Today is the second Sunday of Easter, known as Low Sunday. The Gospel reading at Mass is St Thomas doubting the resurrected Jesus in in fact the risen Lord. I have included the reading below (emphasis added). I did a post on The Incredulity of Saint Thomas by Rubens, which so moved me at the Rijksmuseum. This other masterwork was accomplished by Caravaggio. It is now in the Sanssouci Picture Gallery, in Potsdam, Germany.
Gospel John 20:19-31
In the evening of that same day, the first day of the week, the doors were closed in the room where the disciples were, for fear of the Jews. Jesus came and stood among them. He said to them, ‘Peace be with you’, and showed them his hands and his side. The disciples were filled with joy when they saw the Lord, and he said to them again, ‘Peace be with you. ‘As the Father sent me, so am I sending you.’
After saying this he breathed on them and said: ‘Receive the Holy Spirit. For those whose sins you forgive, they are forgiven; for those whose sins you retain, they are retained.’ Thomas, called the Twin, who was one of the Twelve, was not with them when Jesus came. When the disciples said, ‘We have seen the Lord’, he answered, ‘Unless I see the holes that the nails made in his hands and can put my finger into the holes they made, and unless I can put my hand into his side, I refuse to believe.’ Eight days later the disciples were in the house again and Thomas was with them.
The doors were closed, but Jesus came in and stood among them. ‘Peace be with you’ he said. Then he spoke to Thomas, ‘Put your finger here; look, here are my hands. Give me your hand; put it into my side. Doubt no longer but believe.’ Thomas replied, ‘My Lord and my God!’ Jesus said to him: ‘You believe because you can see me. Happy are those who have not seen and yet believe.’
There were many other signs that Jesus worked and the disciples saw, but they are not recorded in this book. These are recorded so that you may believe that Jesus is the Christ, the Son of God, and that believing this you may have life through his name.
This 1602 painting is unquestionably a masterpiece. The risen Christ, whom we acclaim and celebrate in this Easter time, appears to St Thomas and asks him to put his hand in Jesus’ side in order to believe that he has indeed been raised form the dead. In so doing, Christ has defeated death, not only for himself but for all of the faithful. This is truly the cornerstone of the Christian faith so it was important that the artist did this moment justice. I believe he did.
You can see that St Thomas is the central figure in this painting. His strained belief can be seen by the wrinkles in his forehead. Behind him are most likely St Peter and St John the Evangelist. The lack of halo on Christ’s head emphasises his corporeal form. The Rubens painting of the same scene showed a faint glow behind Christ’s head but no halo.
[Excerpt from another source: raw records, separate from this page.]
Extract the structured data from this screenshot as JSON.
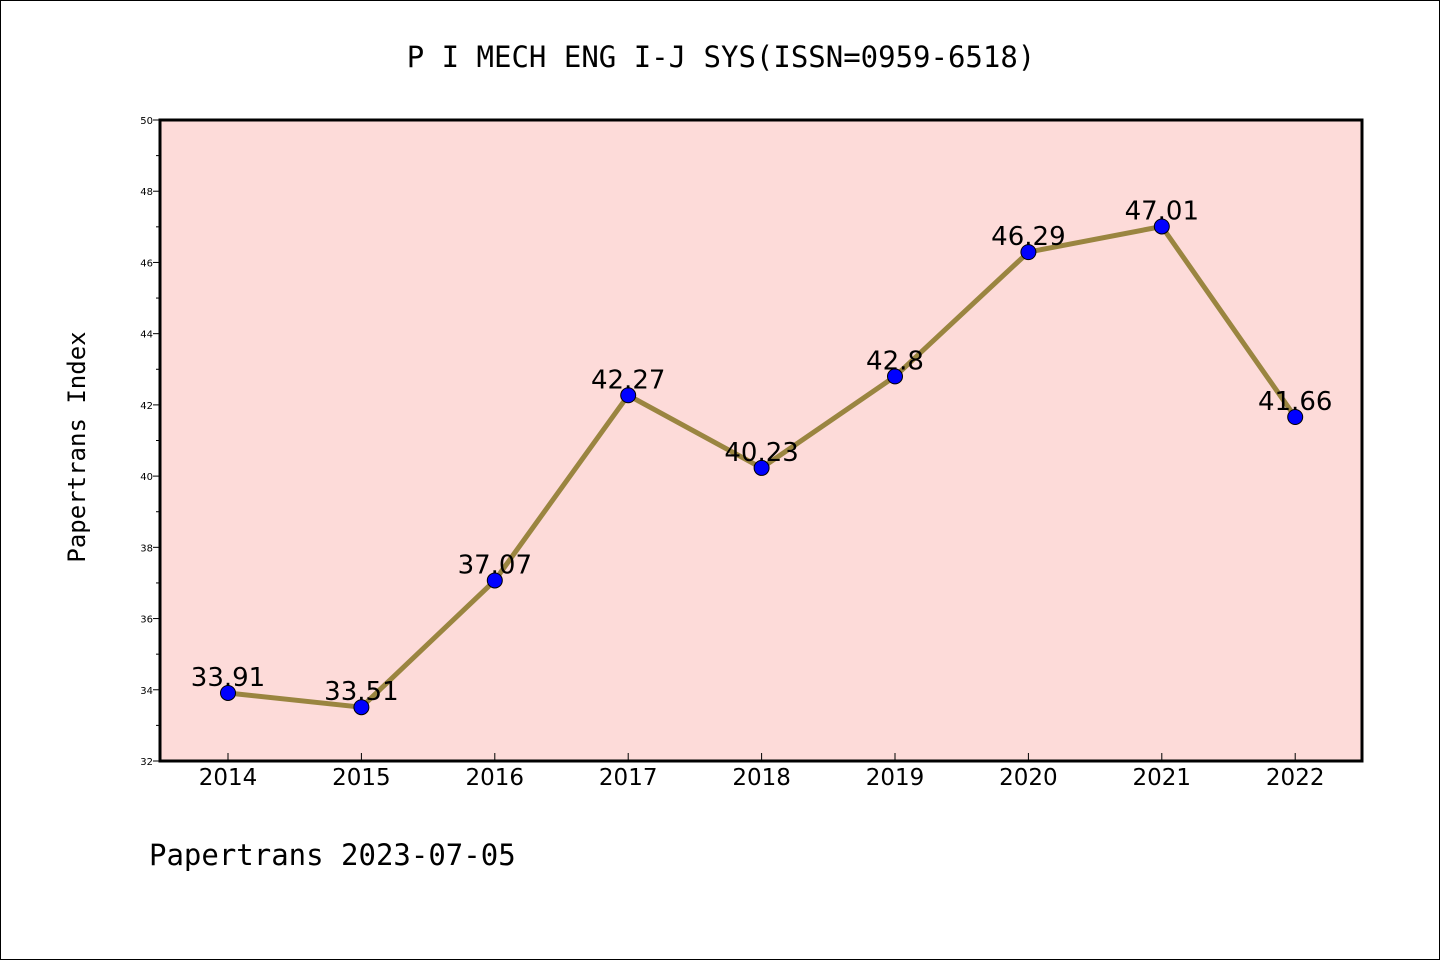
{
  "colors": {
    "plot_background": "#fddbd9",
    "line": "#9a8540",
    "marker": "#0000ff",
    "axis": "#000000"
  },
  "chart_data": {
    "type": "line",
    "title": "P I MECH ENG I-J SYS(ISSN=0959-6518)",
    "xlabel": "",
    "ylabel": "Papertrans Index",
    "categories": [
      "2014",
      "2015",
      "2016",
      "2017",
      "2018",
      "2019",
      "2020",
      "2021",
      "2022"
    ],
    "series": [
      {
        "values": [
          33.91,
          33.51,
          37.07,
          42.27,
          40.23,
          42.8,
          46.29,
          47.01,
          41.66
        ],
        "labels": [
          "33.91",
          "33.51",
          "37.07",
          "42.27",
          "40.23",
          "42.8",
          "46.29",
          "47.01",
          "41.66"
        ]
      }
    ],
    "ylim": [
      32,
      50
    ],
    "yticks": [
      32,
      34,
      36,
      38,
      40,
      42,
      44,
      46,
      48,
      50
    ],
    "grid": false,
    "legend": "none"
  },
  "footer": {
    "text": "Papertrans 2023-07-05"
  }
}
There is heavy chiaroscuro throughout the painting, increasing the drama of the scene. Jesus is depicted brightly, as though the shadow is cast by light emanating from him. All of the fabric is rendered beautifully and the painting has a generally quite striking aspect. This is indeed very moving for me. Modern Christians, of course, have not seen the risen Christ. I do count myself among the number who are blessed for not seeing, and yet believing. I hope this painting helped viewers throughout the last 420 years to feel similarly moved and compelled.